“Yes,” was the quick response.
“You see,” she went on, “I feel so helpless. I have never been to the White House or seen the President, and I don’t know how to go about seeing him or how to ask him—and—I am afraid of Mr. Lincoln! I have heard so many harsh things said of him.”
“I’ll do my best, Mrs. Cameron. We must go at once to the White House and try to see him.”
The mother lifted the girl’s hand and stroked it gently.
“We will not tell Margaret. Poor child! she could not endure this. When we return, we may have better news. It can’t be worse. I’ll send her on an errand.”
She took up the bouquet of gorgeous roses with a sigh, buried her face in the fresh perfume, as if to gain strength in their beauty and fragrance, and left the room.
In a few moments she had returned and was on her way with Elsie to the White House.
It was a beautiful spring morning, this eleventh day of April, 1865. The glorious sunshine, the shimmering green of the grass, the warm breezes, and the shouts of victory mocked the mother’s anguish.

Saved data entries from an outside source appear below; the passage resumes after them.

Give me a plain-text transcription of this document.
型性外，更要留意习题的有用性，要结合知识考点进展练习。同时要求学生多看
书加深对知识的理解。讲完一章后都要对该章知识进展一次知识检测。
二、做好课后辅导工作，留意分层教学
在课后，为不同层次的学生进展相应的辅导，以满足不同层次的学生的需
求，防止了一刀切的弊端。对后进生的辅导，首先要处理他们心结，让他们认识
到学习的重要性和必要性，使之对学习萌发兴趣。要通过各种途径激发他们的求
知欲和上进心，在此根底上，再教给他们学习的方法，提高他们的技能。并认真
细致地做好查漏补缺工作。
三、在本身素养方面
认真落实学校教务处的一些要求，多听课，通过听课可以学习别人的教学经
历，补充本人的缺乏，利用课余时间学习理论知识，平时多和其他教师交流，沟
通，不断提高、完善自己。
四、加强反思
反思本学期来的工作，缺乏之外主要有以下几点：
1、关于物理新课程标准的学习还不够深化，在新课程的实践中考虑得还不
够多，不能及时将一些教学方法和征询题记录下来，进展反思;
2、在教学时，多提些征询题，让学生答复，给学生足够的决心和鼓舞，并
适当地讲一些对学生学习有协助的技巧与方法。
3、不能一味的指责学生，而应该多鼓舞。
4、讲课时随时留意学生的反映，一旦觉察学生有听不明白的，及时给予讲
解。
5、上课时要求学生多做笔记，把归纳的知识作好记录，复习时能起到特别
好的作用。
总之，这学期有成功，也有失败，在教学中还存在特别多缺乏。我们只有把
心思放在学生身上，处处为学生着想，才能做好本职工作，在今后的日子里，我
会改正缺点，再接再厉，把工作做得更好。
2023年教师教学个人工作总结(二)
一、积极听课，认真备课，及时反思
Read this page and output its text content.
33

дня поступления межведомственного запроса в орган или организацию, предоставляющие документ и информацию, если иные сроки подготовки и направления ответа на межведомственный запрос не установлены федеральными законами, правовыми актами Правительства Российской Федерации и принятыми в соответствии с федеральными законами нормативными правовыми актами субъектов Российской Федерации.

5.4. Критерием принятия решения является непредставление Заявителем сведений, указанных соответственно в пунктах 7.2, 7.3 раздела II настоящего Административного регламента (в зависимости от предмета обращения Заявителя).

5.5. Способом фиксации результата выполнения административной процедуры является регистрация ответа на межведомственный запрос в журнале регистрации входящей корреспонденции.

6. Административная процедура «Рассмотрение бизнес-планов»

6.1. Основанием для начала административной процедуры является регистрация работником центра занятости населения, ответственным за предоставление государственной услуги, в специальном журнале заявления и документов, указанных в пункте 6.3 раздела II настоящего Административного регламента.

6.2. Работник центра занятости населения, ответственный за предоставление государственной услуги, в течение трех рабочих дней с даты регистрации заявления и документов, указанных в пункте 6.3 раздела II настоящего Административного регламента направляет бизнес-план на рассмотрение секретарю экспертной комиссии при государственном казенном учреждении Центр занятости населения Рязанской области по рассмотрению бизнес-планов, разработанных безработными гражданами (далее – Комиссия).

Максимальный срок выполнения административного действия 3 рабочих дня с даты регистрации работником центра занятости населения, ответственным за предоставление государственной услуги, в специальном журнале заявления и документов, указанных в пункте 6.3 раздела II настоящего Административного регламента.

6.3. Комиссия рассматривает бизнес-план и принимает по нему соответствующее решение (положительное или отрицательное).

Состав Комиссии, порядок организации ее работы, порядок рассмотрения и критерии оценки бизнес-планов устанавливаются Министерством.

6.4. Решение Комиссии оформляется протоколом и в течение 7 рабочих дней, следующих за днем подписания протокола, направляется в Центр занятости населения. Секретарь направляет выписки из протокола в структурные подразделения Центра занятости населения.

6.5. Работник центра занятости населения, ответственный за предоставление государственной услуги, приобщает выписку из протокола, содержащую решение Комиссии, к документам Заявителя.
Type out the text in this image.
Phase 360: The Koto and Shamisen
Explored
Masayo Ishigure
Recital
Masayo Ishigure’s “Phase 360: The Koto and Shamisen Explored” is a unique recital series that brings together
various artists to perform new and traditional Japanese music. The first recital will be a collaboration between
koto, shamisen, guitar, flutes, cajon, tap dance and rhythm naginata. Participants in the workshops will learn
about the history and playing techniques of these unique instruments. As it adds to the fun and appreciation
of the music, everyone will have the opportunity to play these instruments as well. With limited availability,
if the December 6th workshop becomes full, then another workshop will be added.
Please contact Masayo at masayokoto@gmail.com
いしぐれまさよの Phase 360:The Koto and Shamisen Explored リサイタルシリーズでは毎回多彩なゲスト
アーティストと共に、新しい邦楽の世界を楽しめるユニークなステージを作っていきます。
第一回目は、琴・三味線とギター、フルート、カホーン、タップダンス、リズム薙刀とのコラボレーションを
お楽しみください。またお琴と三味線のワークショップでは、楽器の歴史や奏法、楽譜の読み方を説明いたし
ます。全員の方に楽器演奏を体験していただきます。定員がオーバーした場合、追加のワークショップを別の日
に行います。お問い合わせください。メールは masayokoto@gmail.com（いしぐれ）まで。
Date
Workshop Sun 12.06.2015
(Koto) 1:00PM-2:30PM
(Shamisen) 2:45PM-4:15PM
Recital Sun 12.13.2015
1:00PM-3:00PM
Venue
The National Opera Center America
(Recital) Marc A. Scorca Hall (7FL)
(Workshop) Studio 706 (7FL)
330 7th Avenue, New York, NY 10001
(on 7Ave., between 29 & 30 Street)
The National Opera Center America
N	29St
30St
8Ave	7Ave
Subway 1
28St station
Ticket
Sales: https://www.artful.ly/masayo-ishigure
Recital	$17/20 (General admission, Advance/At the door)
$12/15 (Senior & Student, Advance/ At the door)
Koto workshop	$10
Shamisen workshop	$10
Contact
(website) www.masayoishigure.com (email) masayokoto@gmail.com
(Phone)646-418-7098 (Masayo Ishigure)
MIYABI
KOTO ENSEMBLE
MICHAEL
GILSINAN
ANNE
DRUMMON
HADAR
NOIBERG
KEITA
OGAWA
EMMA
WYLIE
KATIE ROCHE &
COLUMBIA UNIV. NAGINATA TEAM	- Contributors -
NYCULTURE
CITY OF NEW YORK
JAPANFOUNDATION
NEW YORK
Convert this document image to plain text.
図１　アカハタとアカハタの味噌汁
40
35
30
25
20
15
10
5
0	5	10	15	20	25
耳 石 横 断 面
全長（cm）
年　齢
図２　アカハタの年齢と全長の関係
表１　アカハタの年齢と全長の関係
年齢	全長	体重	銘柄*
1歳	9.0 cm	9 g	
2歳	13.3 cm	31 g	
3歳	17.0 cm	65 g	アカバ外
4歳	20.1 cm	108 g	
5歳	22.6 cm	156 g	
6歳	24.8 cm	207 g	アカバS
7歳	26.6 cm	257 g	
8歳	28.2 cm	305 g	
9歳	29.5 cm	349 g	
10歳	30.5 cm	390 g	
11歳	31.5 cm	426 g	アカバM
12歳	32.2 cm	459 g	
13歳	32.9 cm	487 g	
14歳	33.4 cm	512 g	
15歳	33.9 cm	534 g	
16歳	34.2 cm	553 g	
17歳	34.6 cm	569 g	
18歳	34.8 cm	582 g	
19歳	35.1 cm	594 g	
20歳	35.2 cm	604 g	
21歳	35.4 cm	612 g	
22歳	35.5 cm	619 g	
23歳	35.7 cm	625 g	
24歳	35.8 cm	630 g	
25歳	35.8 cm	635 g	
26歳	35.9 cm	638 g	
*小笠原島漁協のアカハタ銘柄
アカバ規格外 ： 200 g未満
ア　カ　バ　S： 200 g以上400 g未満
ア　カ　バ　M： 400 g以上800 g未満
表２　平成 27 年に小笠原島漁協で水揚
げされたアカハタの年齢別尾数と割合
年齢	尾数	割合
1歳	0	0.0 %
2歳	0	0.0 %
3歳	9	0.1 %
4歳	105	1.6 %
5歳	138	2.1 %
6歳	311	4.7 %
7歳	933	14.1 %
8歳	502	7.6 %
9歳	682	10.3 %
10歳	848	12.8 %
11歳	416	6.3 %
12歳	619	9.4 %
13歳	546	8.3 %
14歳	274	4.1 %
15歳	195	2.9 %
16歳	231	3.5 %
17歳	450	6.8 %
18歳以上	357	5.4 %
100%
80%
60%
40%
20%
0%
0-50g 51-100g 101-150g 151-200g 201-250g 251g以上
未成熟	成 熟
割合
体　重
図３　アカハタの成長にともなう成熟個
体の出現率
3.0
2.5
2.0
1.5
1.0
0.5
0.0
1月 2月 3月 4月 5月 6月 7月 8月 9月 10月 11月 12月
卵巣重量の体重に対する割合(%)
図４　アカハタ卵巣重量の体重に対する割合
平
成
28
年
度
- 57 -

At the White House gates they passed the blue sentry pacing silently back and forth, who merely glanced at them with keen eyes and said nothing. In the steady beat of his feet the mother could hear the tramp of soldiers leading her boy to the place of death!
A great lump rose in her throat as she caught the first view of the Executive Mansion gleaming white and silent and ghostlike among the budding trees. The tall columns of the great facade, spotless as snow, the spray of the fountain, the marble walls, pure, dazzling, and cold, seemed to her the gateway to some great tomb in which her own dead and the dead of all the people lay! To her the fair white palace, basking there in the sunlight and budding grass, shrub, and tree, was the Judgment House of Fate. She thought of all the weary feet that had climbed its fateful steps in hope to return in despair, of its fierce dramas on which the lives of millions had hung, and her heart grew sick.